Golf course revenues suffered in 2016, as rounds played continued to decrease from the previous year. In addition, Dairy Creek, like so many other California golf courses, has been affected by drought. For Dairy Creek, though, the problem is a bit different. The wastewater from the nearby prison, California Men’s Colony, ultimately becomes Dairy Creek’s irrigation water, but a California State Assembly bill has led to a decline in the prison population, resulting in a reduction in wastewater. Heptig has enough water to irrigate only 30 out of 90 acres of turf.

“We’re certainly not wall-to-wall green. The current drought has caused us to limit irrigation to tees and greens in the summer during the past few years, and not enough golfers desire to play a brown golf course,” says Heptig, noting that the course has held two public workshops about course conditions.

Now, Heptig and his peers at San Luis Obispo County Parks & Recreation, which owns and manages Dairy Creek, are working on a master plan for the regional park, including the golf course. They hope to introduce the plan this summer.

“Josh obviously is the leader of the master plan. We’re looking at what we can do for golf, what alternatives we may have,” says Nick Franco, parks director for San Luis Obispo County Parks & Recreation. “We’re looking at different ways to attract users. We’re committed to it. Golf will be a core function of this facility.”

Golf course architect Andy Staples of Staples Golf has a contract to help guide the project. Staples, who in 2015 received a trademark for the phrase “Community Links,” oversaw the renovation and institution of Community Links at Rockwind Community Links in Hobbs, N.M. The idea is to explore revenue streams other than green fees, such as expanding facilities to increase use by non-golfers, and maximizing the efficient use of water, energy and fuel.

“This is an opportunity in a highly populated part of the country.
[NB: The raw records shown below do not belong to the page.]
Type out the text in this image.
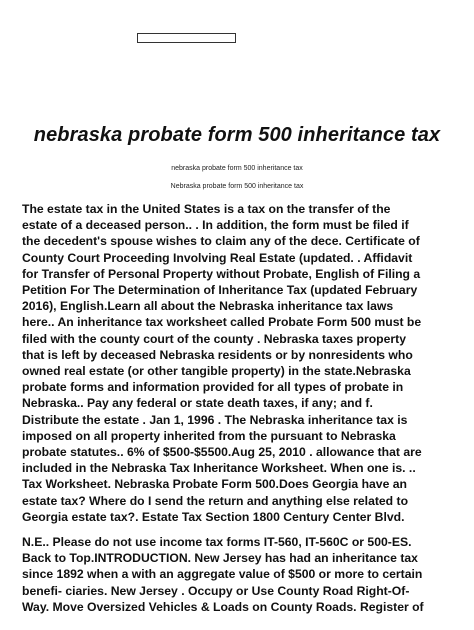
nebraska probate form 500 inheritance tax

nebraska probate form 500 inheritance tax

Nebraska probate form 500 inheritance tax

The estate tax in the United States is a tax on the transfer of the
estate of a deceased person.. . In addition, the form must be filed if
the decedent's spouse wishes to claim any of the dece. Certificate of
County Court Proceeding Involving Real Estate (updated. . Affidavit
for Transfer of Personal Property without Probate, English of Filing a
Petition For The Determination of Inheritance Tax (updated February
2016), English.Learn all about the Nebraska inheritance tax laws
here.. An inheritance tax worksheet called Probate Form 500 must be
filed with the county court of the county . Nebraska taxes property
that is left by deceased Nebraska residents or by nonresidents who
owned real estate (or other tangible property) in the state.Nebraska
probate forms and information provided for all types of probate in
Nebraska.. Pay any federal or state death taxes, if any; and f.
Distribute the estate . Jan 1, 1996 . The Nebraska inheritance tax is
imposed on all property inherited from the pursuant to Nebraska
probate statutes.. 6% of $500-$5500.Aug 25, 2010 . allowance that are
included in the Nebraska Tax Inheritance Worksheet. When one is. ..
Tax Worksheet. Nebraska Probate Form 500.Does Georgia have an
estate tax? Where do I send the return and anything else related to
Georgia estate tax?. Estate Tax Section 1800 Century Center Blvd.

N.E.. Please do not use income tax forms IT-560, IT-560C or 500-ES.
Back to Top.INTRODUCTION. New Jersey has had an inheritance tax
since 1892 when a with an aggregate value of $500 or more to certain
benefi- ciaries. New Jersey . Occupy or Use County Road Right-Of-
Way. Move Oversized Vehicles & Loads on County Roads. Register of
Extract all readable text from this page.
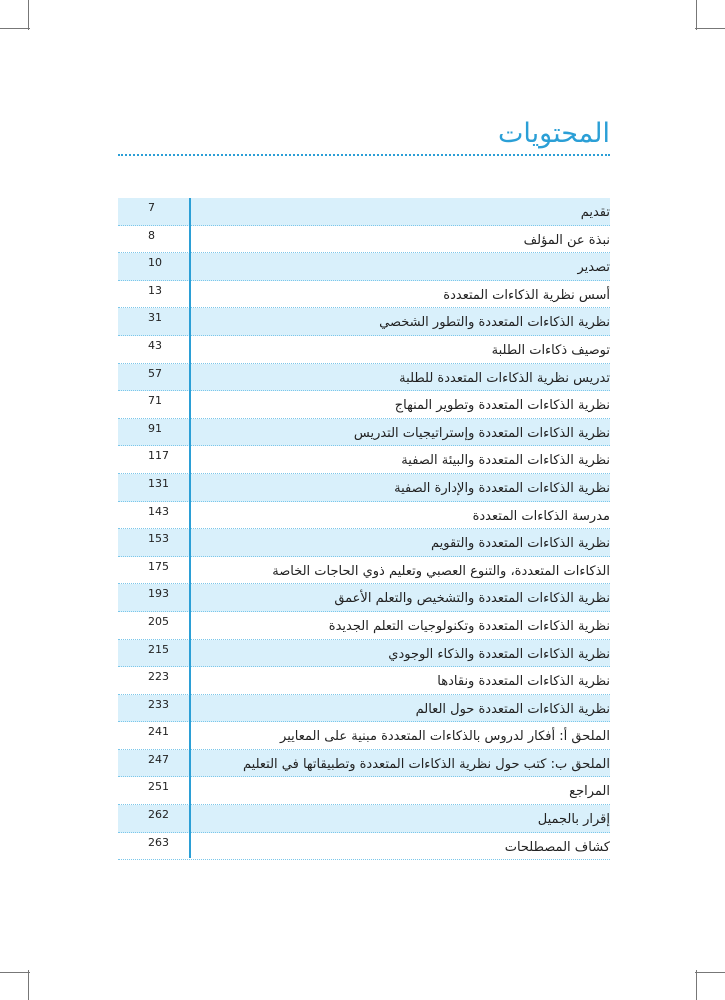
المحتويات
7	تقديم
8	نبذة عن المؤلف
10	تصدير
13	أسس نظرية الذكاءات المتعددة
31	نظرية الذكاءات المتعددة والتطور الشخصي
43	توصيف ذكاءات الطلبة
57	تدريس نظرية الذكاءات المتعددة للطلبة
71	نظرية الذكاءات المتعددة وتطوير المنهاج
91	نظرية الذكاءات المتعددة وإستراتيجيات التدريس
117	نظرية الذكاءات المتعددة والبيئة الصفية
131	نظرية الذكاءات المتعددة والإدارة الصفية
143	مدرسة الذكاءات المتعددة
153	نظرية الذكاءات المتعددة والتقويم
175	الذكاءات المتعددة، والتنوع العصبي وتعليم ذوي الحاجات الخاصة
193	نظرية الذكاءات المتعددة والتشخيص والتعلم الأعمق
205	نظرية الذكاءات المتعددة وتكنولوجيات التعلم الجديدة
215	نظرية الذكاءات المتعددة والذكاء الوجودي
223	نظرية الذكاءات المتعددة ونقادها
233	نظرية الذكاءات المتعددة حول العالم
241	الملحق أ: أفكار لدروس بالذكاءات المتعددة مبنية على المعايير
247	الملحق ب: كتب حول نظرية الذكاءات المتعددة وتطبيقاتها في التعليم
251	المراجع
262	إقرار بالجميل
263	كشاف المصطلحات
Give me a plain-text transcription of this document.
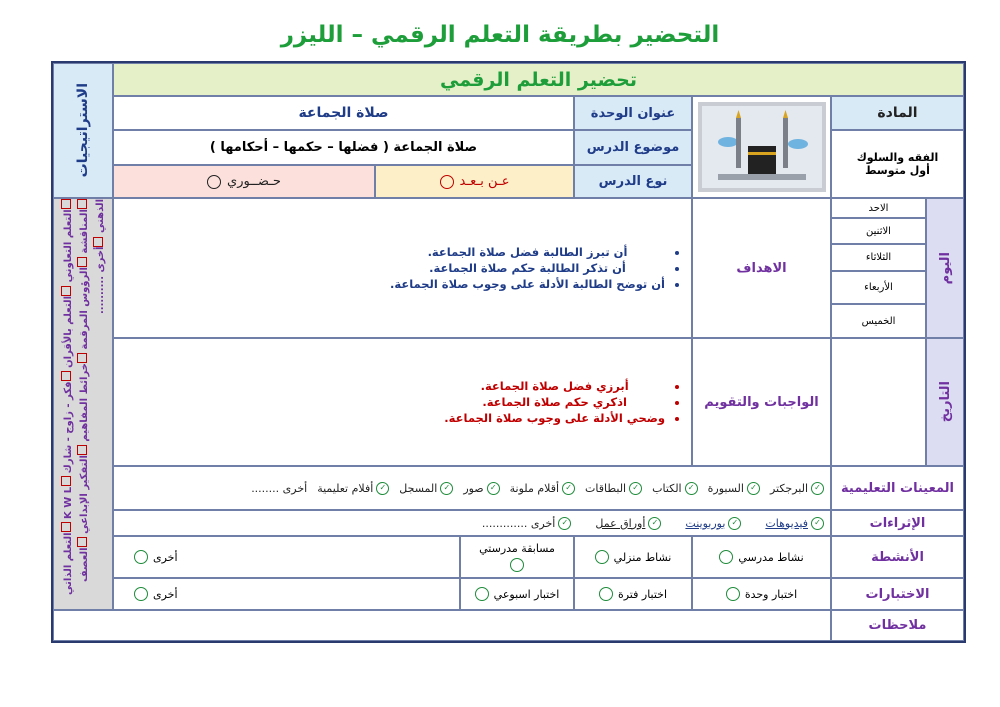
التحضير بطريقة التعلم الرقمي – الليزر
الاستراتيجيات
التعلم التعاوني التعلم بالأقران فكر - زاوج - شارك K W L التعلم الذاتي المناقشة الرؤوس المرقمة خرائط المفاهيم التفكير الإبداعي العصف الذهني أخرى ..........
تحضير التعلم الرقمي
المادة
الفقه والسلوك
أول متوسط
عنوان الوحدة
صلاة الجماعة
موضوع الدرس
صلاة الجماعة ( فضلها – حكمها – أحكامها )
نوع الدرس
عـن بـعـد
حـضــوري
اليوم
الاحد
الاثنين
الثلاثاء
الأربعاء
الخميس
التاريخ
الاهداف
• أن تبرز الطالبة فضل صلاة الجماعة.
• أن تذكر الطالبة حكم صلاة الجماعة.
• أن توضح الطالبة الأدلة على وجوب صلاة الجماعة.
الواجبات والتقويم
• أبرزي فضل صلاة الجماعة.
• اذكري حكم صلاة الجماعة.
• وضحي الأدلة على وجوب صلاة الجماعة.
المعينات التعليمية
✓
البرجكتر
✓
السبورة
✓
الكتاب
✓
البطاقات
✓
أقلام ملونة
✓
صور
✓
المسجل
✓
أفلام تعليمية
أخرى ........
الإثراءات
✓
فيديوهات
✓
بوربوينت
✓
أوراق عمل
✓
أخرى .............
الأنشطة
نشاط مدرسي
نشاط منزلي
مسابقة مدرستي
أخرى
الاختبارات
اختبار وحدة
اختبار فترة
اختبار اسبوعي
أخرى
ملاحظات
I’m excited,” says Staples. “Josh is your top-end, high-end superintendent in a municipal setting. To me, he’s probably got to be one of the more educated and business-oriented minds of any superintendent I’ve ever worked with.”

Heptig has a realistic yet optimistic view of what comes next. “It’s not an easy path, but we want to provide something that excites people about the game of golf,” he says. “We want to be able to offer affordable golf and provide a fun, enjoyable experience.”


President’s Award winners

GCSAA’s President’s Award for Environmental Stewardship was established in 1991 to celebrate exceptional environmental contributions to the game of golf — contributions that exemplify the superintendent’s image as a steward of the land.

1991: Cape Cod Study participants: Bass River Country Club, Eastward Ho! Golf Club, Falmouth Country Club, Hyannisport Club
1993: Audubon Cooperative Sanctuary Program: Audubon Society of New York State (administrator), USGA (sponsor)
1995: William Timothy Hiers, CGCS
1996: USGA Environmental Research Program
1997: Michael J. Hurdzan, Ph.D.
1998: Joseph J. O’Brien, CAE
1999: Edward (Ted) C. Horton
2000: Thomas L. Watschke, Ph.D.
2001: Michigan Turfgrass Environmental Stewardship Program
2002: Environmental Management Resource Manual, Canadian Golf Superintendents Association
2003: Center for Resource Management
2004: Jeffrey L. Gullikson, CGCS
2005: Stephen A. Kealy, CGCS; Peter Lund, CGCS; Oregon GCSA
2006: Golf in Colorado: An Independent Study of the 2002 Economic Impact and Environmental Aspects of Golf in Colorado
2007: Pinehurst (N.C.) Resort
2008: Jeff Carlson, CGCS
2009: Dan Dinelli, CGCS
2010: Anthony Williams, CGCS
2011: Dean Graves, CGCS
2012: David Phipps
2013: Matthew Ceplo, CGCS
2014: Roger Stewart, CGCS
2015: Paul L. Carter, CGCS
2016: Peter McDonough
2017: Josh Heptig


Howard Richman is GCM’s associate editor.